Friday, 3 July 2015: 10:15 AM-11:45 AM
CLM.3.06 (Clement House)
Christine Musselin, Sciences Po - CNRS, Paris, France
Local professional managers in globalized organizations

Higher education has always been international but in the last years it became more and more global. The number of foreign students dramatically grew, English – for better or for worse – has become a universal language for science, competition for resources, talents and ideas has increased and world rankings have impacted the national representations each country had on its own university system. Many of the reforms that were led in European countries embraced these various evolutions and tried to tackle them by promoting project-based research, introducing performance-based budgets, identifying top institutions and concentrating resources on them, fostering international recruitments of students and academics etc.

This is clearly the case in France where the number of reforms launched since the mid 2000s is as impressive as the rather radical new orientations they followed in order to transform the French higher education landscape. At the national level, the policy makers (ministers, directors of the ministerial administration, coopted academics that influenced the reforms…) agitate the risk of loosing positions on this globalized scene in order to justify the need for change.

The question addressed in this contribution deals with the diffusion of these views among the academic profession, and more specifically on academics engaged in the management of their own university.

This contribution will be based on a reanalysis of the interviews led with presidents, vice-presidents and deans in French universities for a study on the governance of their institution and for a study on the Grand Emprunt, a policy for excellence in higher education. Most of these universities are based in the Province: one did not compete for the policy for excellence, four tried being labeled as “Idex” (initiative of excellence, but failed, the others succeeded and belong to the same Idex. Finally one is based in Paris and also belongs to an Idex.

We are interested in their views, as local professional managers, on the transformation of higher education. Do they perceive evolutions and which one? Do they share the same views? How do they tackle the globalization of higher education? Is there a link between their understanding of the transformations and their acceptation and adhesion to the reforms? Can we identify explanations for their representations and beliefs and for their eventual variations?

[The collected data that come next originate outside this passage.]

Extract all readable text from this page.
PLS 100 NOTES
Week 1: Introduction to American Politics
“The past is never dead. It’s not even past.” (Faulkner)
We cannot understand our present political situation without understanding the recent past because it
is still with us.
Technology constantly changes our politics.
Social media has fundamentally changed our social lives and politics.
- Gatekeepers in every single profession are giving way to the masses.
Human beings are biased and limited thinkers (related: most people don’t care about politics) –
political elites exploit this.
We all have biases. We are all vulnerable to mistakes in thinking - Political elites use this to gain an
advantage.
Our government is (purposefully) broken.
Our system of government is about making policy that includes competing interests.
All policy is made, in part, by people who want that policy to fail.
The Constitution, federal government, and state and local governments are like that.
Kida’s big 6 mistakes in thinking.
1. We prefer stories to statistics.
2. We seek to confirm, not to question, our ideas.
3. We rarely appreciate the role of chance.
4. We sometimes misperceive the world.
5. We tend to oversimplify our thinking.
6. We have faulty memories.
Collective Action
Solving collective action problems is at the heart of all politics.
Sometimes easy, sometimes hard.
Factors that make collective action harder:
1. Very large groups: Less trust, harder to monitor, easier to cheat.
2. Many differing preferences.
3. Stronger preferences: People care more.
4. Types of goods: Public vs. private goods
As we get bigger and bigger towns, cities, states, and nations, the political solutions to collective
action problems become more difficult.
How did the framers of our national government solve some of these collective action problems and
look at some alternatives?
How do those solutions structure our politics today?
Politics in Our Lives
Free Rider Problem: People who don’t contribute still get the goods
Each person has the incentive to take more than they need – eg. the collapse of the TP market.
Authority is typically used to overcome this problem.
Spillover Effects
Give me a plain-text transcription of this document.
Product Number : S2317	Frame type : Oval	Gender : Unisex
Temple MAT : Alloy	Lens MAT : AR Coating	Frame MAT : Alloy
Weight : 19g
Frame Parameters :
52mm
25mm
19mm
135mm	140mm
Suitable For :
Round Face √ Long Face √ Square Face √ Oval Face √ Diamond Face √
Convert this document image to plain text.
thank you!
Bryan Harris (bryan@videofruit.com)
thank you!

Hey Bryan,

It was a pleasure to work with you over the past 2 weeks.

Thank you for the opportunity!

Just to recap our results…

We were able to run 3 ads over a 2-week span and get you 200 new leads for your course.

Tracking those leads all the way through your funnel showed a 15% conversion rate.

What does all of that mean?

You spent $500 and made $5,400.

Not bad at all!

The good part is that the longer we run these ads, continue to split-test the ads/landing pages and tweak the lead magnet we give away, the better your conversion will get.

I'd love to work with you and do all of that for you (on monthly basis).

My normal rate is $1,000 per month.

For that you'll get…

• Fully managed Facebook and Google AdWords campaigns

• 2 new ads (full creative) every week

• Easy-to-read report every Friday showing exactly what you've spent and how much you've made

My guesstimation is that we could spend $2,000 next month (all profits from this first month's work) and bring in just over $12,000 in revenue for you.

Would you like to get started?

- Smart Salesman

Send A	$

By doing so we contribute to the study of the transformation of professions and more precisely of the academic profession. While some studies stress the dismissal of the academic profession and the tensions between academics and policy-makers, or between academic and managerial logics, others rather conclude to the complexity of the academic profession as a group and to its increasing lack of coherence and cohesion. By looking at the representations of local academic leaders on the global issues pertaining to higher education, we shall discuss these different perspectives and see how global are local managers.